Встречи с психологом меня, естественно, успокоили; мне даже пришло в голову, что Саша был не так уж и не прав, когда пытался анализировать мой сон с точки зрения психоанализа. Впрочем, подумав, я пришел к выводу, что, собственно говоря, он не сказал мне ничего нового, но, как это иногда бывает, объясненное им подтвердило мои собственные догадки и прояснило то вполне однозначное, хотя и смутное понимание ситуации, которое у меня уже сложилось. И главное — страх того, что переутомление на работе могло привести к нервной болезни со всеми возможными последствиями, отступил — хотя, как выяснилось чуть позже, и не исчез окончательно. Я решил побольше бывать с Аней, а в ближайший же свободный вечер пойти в библиотеку для того, чтобы почитать медицинскую энциклопедию.
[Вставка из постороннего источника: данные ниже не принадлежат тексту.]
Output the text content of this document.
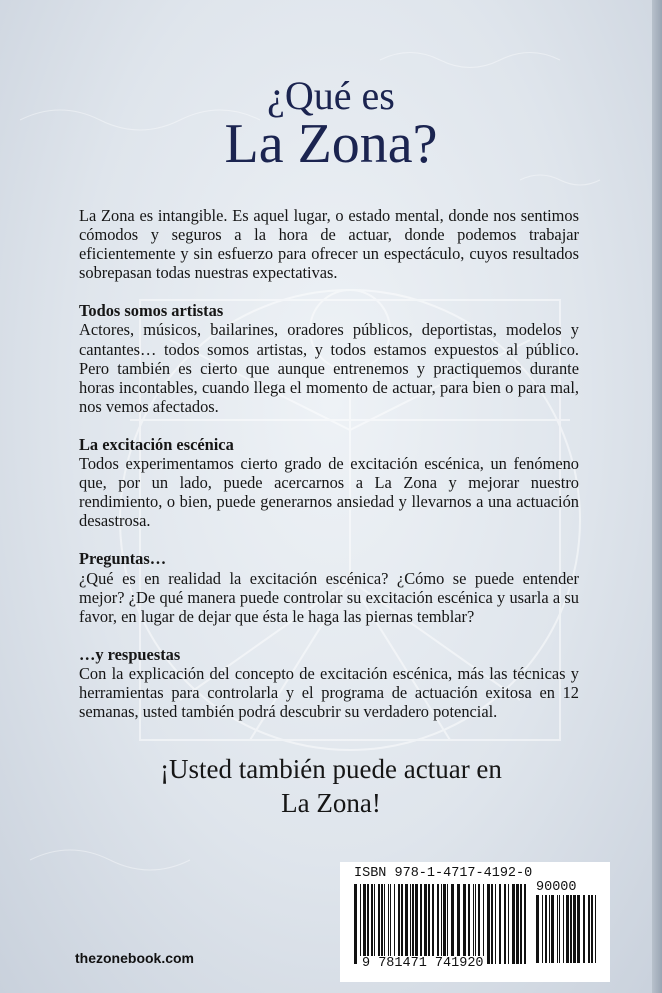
¿Qué es
La Zona?

La Zona es intangible. Es aquel lugar, o estado mental, donde nos sentimos cómodos y seguros a la hora de actuar, donde podemos trabajar eficientemente y sin esfuerzo para ofrecer un espectáculo, cuyos resultados sobrepasan todas nuestras expectativas.

Todos somos artistas
Actores, músicos, bailarines, oradores públicos, deportistas, modelos y cantantes… todos somos artistas, y todos estamos expuestos al público. Pero también es cierto que aunque entrenemos y practiquemos durante horas incontables, cuando llega el momento de actuar, para bien o para mal, nos vemos afectados.

La excitación escénica
Todos experimentamos cierto grado de excitación escénica, un fenómeno que, por un lado, puede acercarnos a La Zona y mejorar nuestro rendimiento, o bien, puede generarnos ansiedad y llevarnos a una actuación desastrosa.

Preguntas…
¿Qué es en realidad la excitación escénica? ¿Cómo se puede entender mejor? ¿De qué manera puede controlar su excitación escénica y usarla a su favor, en lugar de dejar que ésta le haga las piernas temblar?

…y respuestas
Con la explicación del concepto de excitación escénica, más las técnicas y herramientas para controlarla y el programa de actuación exitosa en 12 semanas, usted también podrá descubrir su verdadero potencial.

¡Usted también puede actuar en
La Zona!
thezonebook.com
ISBN 978-1-4717-4192-0
90000
9 781471 741920
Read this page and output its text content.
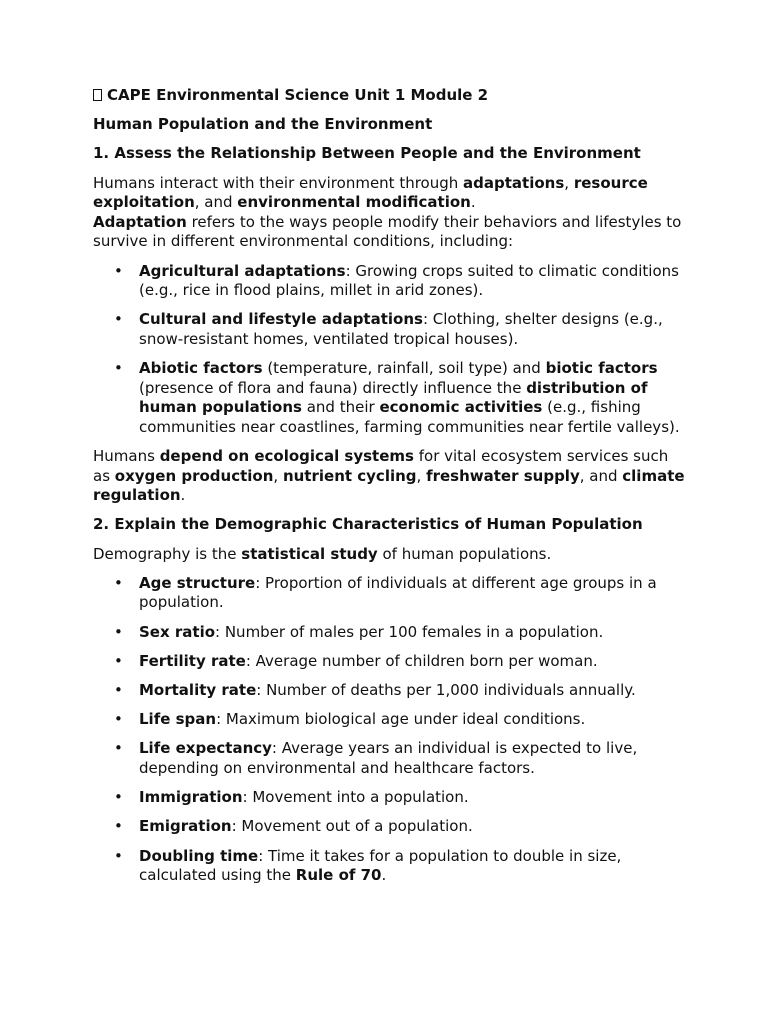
CAPE Environmental Science Unit 1 Module 2

Human Population and the Environment

1. Assess the Relationship Between People and the Environment

Humans interact with their environment through adaptations, resource exploitation, and environmental modification.
Adaptation refers to the ways people modify their behaviors and lifestyles to survive in different environmental conditions, including:

• Agricultural adaptations: Growing crops suited to climatic conditions (e.g., rice in flood plains, millet in arid zones).
• Cultural and lifestyle adaptations: Clothing, shelter designs (e.g., snow-resistant homes, ventilated tropical houses).
• Abiotic factors (temperature, rainfall, soil type) and biotic factors (presence of flora and fauna) directly influence the distribution of human populations and their economic activities (e.g., fishing communities near coastlines, farming communities near fertile valleys).

Humans depend on ecological systems for vital ecosystem services such as oxygen production, nutrient cycling, freshwater supply, and climate regulation.

2. Explain the Demographic Characteristics of Human Population

Demography is the statistical study of human populations.

• Age structure: Proportion of individuals at different age groups in a population.
• Sex ratio: Number of males per 100 females in a population.
• Fertility rate: Average number of children born per woman.
• Mortality rate: Number of deaths per 1,000 individuals annually.
• Life span: Maximum biological age under ideal conditions.
• Life expectancy: Average years an individual is expected to live, depending on environmental and healthcare factors.
• Immigration: Movement into a population.
• Emigration: Movement out of a population.
• Doubling time: Time it takes for a population to double in size, calculated using the Rule of 70.
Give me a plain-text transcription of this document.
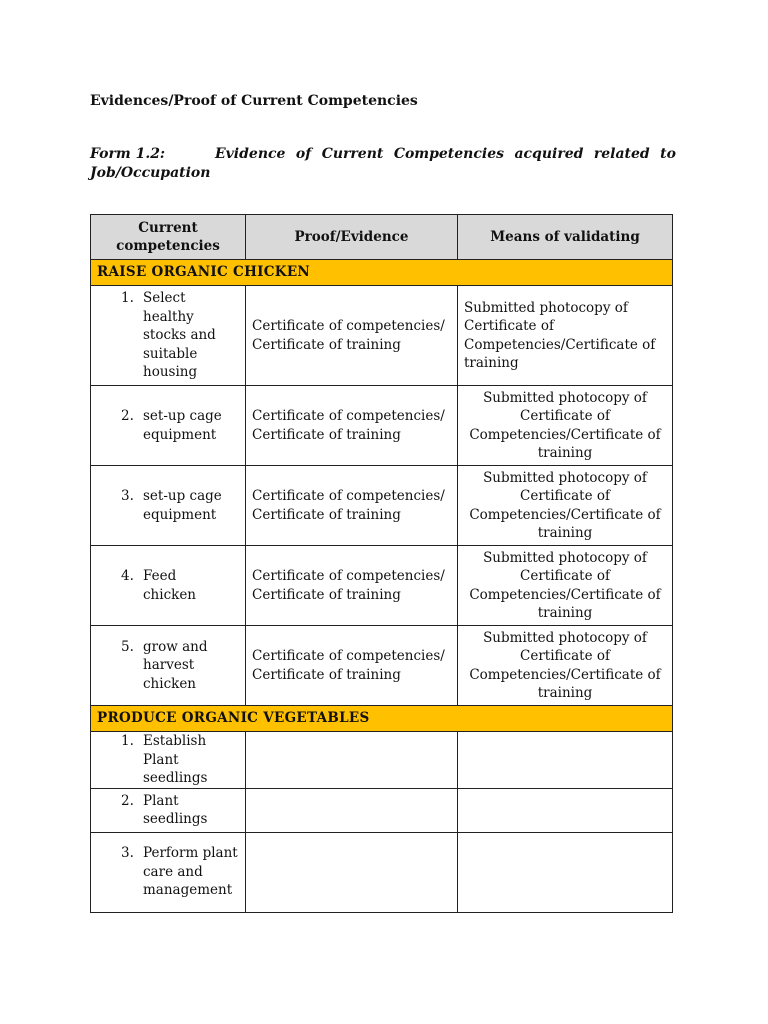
Evidences/Proof of Current Competencies
Form 1.2:	Evidence of Current Competencies acquired related to
Job/Occupation
Current competencies	Proof/Evidence	Means of validating
RAISE ORGANIC CHICKEN		

1. Select healthy stocks and suitable housing	Certificate of competencies/ Certificate of training	Submitted photocopy of Certificate of Competencies/Certificate of training

2. set-up cage equipment	Certificate of competencies/ Certificate of training	Submitted photocopy of Certificate of Competencies/Certificate of training

3. set-up cage equipment	Certificate of competencies/ Certificate of training	Submitted photocopy of Certificate of Competencies/Certificate of training

4. Feed chicken	Certificate of competencies/ Certificate of training	Submitted photocopy of Certificate of Competencies/Certificate of training

5. grow and harvest chicken	Certificate of competencies/ Certificate of training	Submitted photocopy of Certificate of Competencies/Certificate of training
PRODUCE ORGANIC VEGETABLES		

1. Establish Plant seedlings		

2. Plant seedlings		

3. Perform plant care and management		
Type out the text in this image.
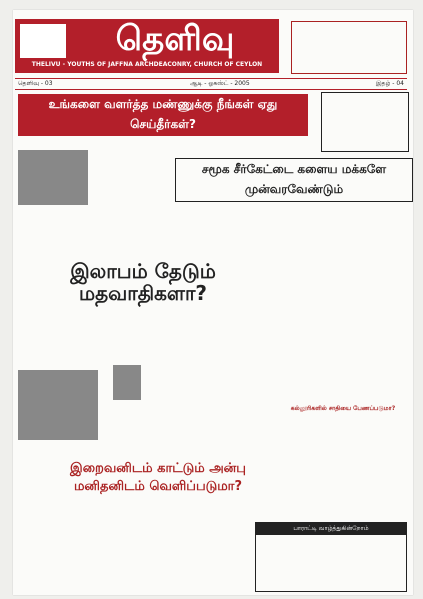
தெளிவு
THELIVU - YOUTHS OF JAFFNA ARCHDEACONRY, CHURCH OF CEYLON
தெளிவு - 03	ஆடி - ஓகஸ்ட் - 2005	இதழ் - 04
உங்களை வளர்த்த மண்ணுக்கு நீங்கள் ஏது செய்தீர்கள்?
சமூக சீர்கேட்டை களைய மக்களே முன்வரவேண்டும்
இலாபம் தேடும் மதவாதிகளா?
கல்லூரிகளில் சாதியை பேணப்படுமா?
இறைவனிடம் காட்டும் அன்பு மனிதனிடம் வெளிப்படுமா?
பாராட்டி வாழ்த்துகின்றோம்
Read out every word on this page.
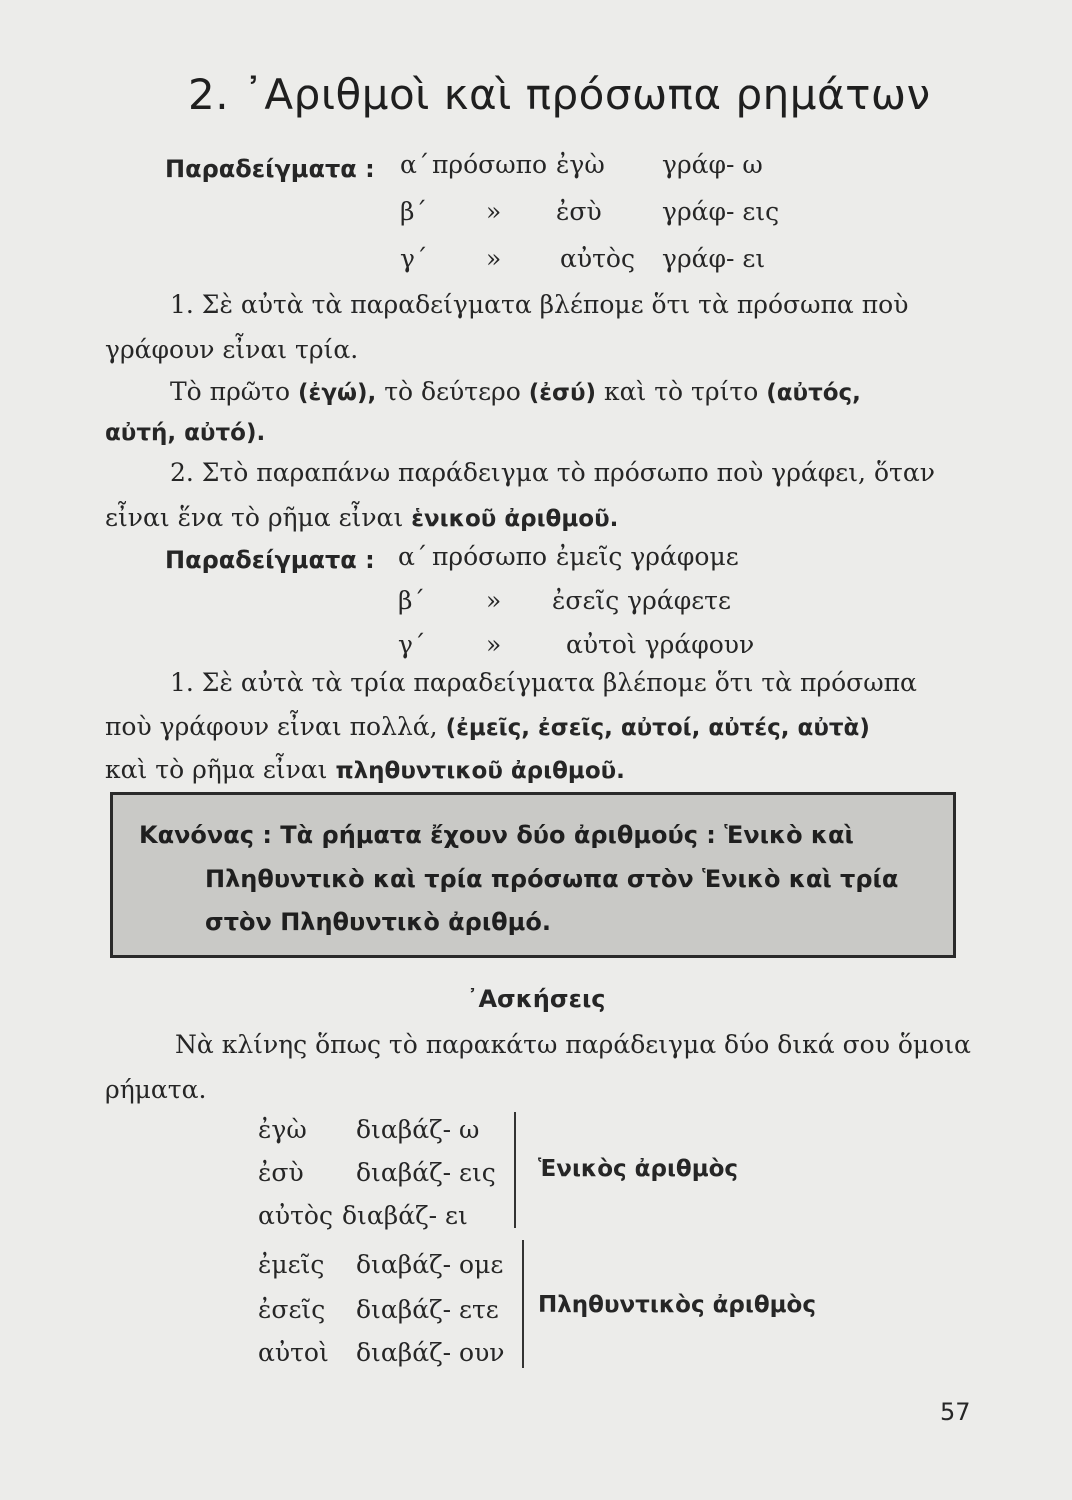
2. ᾿Αριθμοὶ καὶ πρόσωπα ρημάτων
Παραδείγματα : α΄ πρόσωπο ἐγὼ γράφ- ω
β΄ » ἐσὺ γράφ- εις
γ΄ » αὐτὸς γράφ- ει
1. Σὲ αὐτὰ τὰ παραδείγματα βλέπομε ὅτι τὰ πρόσωπα ποὺ
γράφουν εἶναι τρία.
Τὸ πρῶτο (ἐγώ), τὸ δεύτερο (ἐσύ) καὶ τὸ τρίτο (αὐτός,
αὐτή, αὐτό).
2. Στὸ παραπάνω παράδειγμα τὸ πρόσωπο ποὺ γράφει, ὅταν
εἶναι ἕνα τὸ ρῆμα εἶναι ἑνικοῦ ἀριθμοῦ.
Παραδείγματα : α΄ πρόσωπο ἐμεῖς γράφομε
β΄ » ἐσεῖς γράφετε
γ΄ »	αὐτοὶ γράφουν
1. Σὲ αὐτὰ τὰ τρία παραδείγματα βλέπομε ὅτι τὰ πρόσωπα
ποὺ γράφουν εἶναι πολλά, (ἐμεῖς, ἐσεῖς, αὐτοί, αὐτές, αὐτὰ)
καὶ τὸ ρῆμα εἶναι πληθυντικοῦ ἀριθμοῦ.
Κανόνας : Τὰ ρήματα ἔχουν δύο ἀριθμούς : Ἑνικὸ καὶ
Πληθυντικὸ καὶ τρία πρόσωπα στὸν Ἑνικὸ καὶ τρία
στὸν Πληθυντικὸ ἀριθμό.
᾿Ασκήσεις
Νὰ κλίνης ὅπως τὸ παρακάτω παράδειγμα δύο δικά σου ὅμοια
ρήματα.
ἐγὼ διαβάζ- ω
ἐσὺ διαβάζ- εις
αὐτὸς διαβάζ- ει
Ἑνικὸς ἀριθμὸς
ἐμεῖς διαβάζ- ομε
ἐσεῖς διαβάζ- ετε
αὐτοὶ διαβάζ- ουν
Πληθυντικὸς ἀριθμὸς
57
Кроме того, поначалу я решил попытаться найти необходимую мне информацию по интернету, но потом начал колебаться. На работе, где все были друг у друга на виду, мне не хотелось искать материалы про психические заболевания, а что же касается дома, то я уже неоднократно замечал, что Аня довольно ревниво относилась к моему хождению по инету и моей переписке (что, впрочем, было вполне естественно), и иногда, как показывали записи в графе «история» моего компьютера, в мое отсутствие она заглядывала на те сайты, где я бывал перед этим. А если бы, дабы избежать вопросов по поводу моего неожиданного интереса к психиатрии, я бы стер соответствующие записи из раздела «история», это бы все равно не решило проблему взгляда через плечо; так что в конечном счете я решил не рисковать. У меня уже были многочисленные возможности убедиться в том, что Анюта гораздо умнее и проницательнее абсолютного большинства ее подруг и женщин вообще.

Обдумав все это, я решил остаться на работе попозже, чтобы прочитать то, что меня интересовало, не прячась от любопытных глаз коллег. Но они расходились исключительно медленно, и я начал читать последние русские новости. Новости, как водится, были довольно однообразны, за небольшими исключениями, на криминально-эротические темы; и если бы меня спросили через пять минут после их прочтения, что именно я читал, мне бы пришлось не вспоминать, что оказалось бы бесполезным, но скорее домысливать по аналогии. Потом, пытаясь найти для себя занятие, я стал смотреть раздел «мистика»; но и здесь заголовки были какими-то бесцветными: «Шамбала как путь к вашей карьере», «Тантра и семейная жизнь», «Каббала, или Как стать банкиром», «Секту хлыстов создали инопланетяне». Я начал с «Тантры», и она вывела на целую страницу заголовков, из которых я выбрал один, показавшийся мне небезынтересным; но за ним открылись словесные цепочки из «шакти», «майтхуны» и «кундалини», соединенные с «эротико-магической практикой махаяны», «космическими началами», «глубинами материи», «пиромагией» и почему-то «ночью друидов». Я вернулся на основную страницу «Тантры». Но второй заголовок вывел на достаточно простые и очевидные советы по «гармонизации семейной жизни», и мне достаточно быстро стало скучно. Я вернулся к «мистике» и открыл раздел, посвященный хлыстам; впрочем, оказалось, что инопланетяне создали хлыстов с целью разрушения России и всего русского, и мне снова стало неинтересно. Я снова вернулся в «мистику», выбрал каббалу и долго водил глазами по столь же бессмысленным заголовкам, пока в какой-то момент мне не бросилась в глаза строчка «Магия чисел в вашей жизни».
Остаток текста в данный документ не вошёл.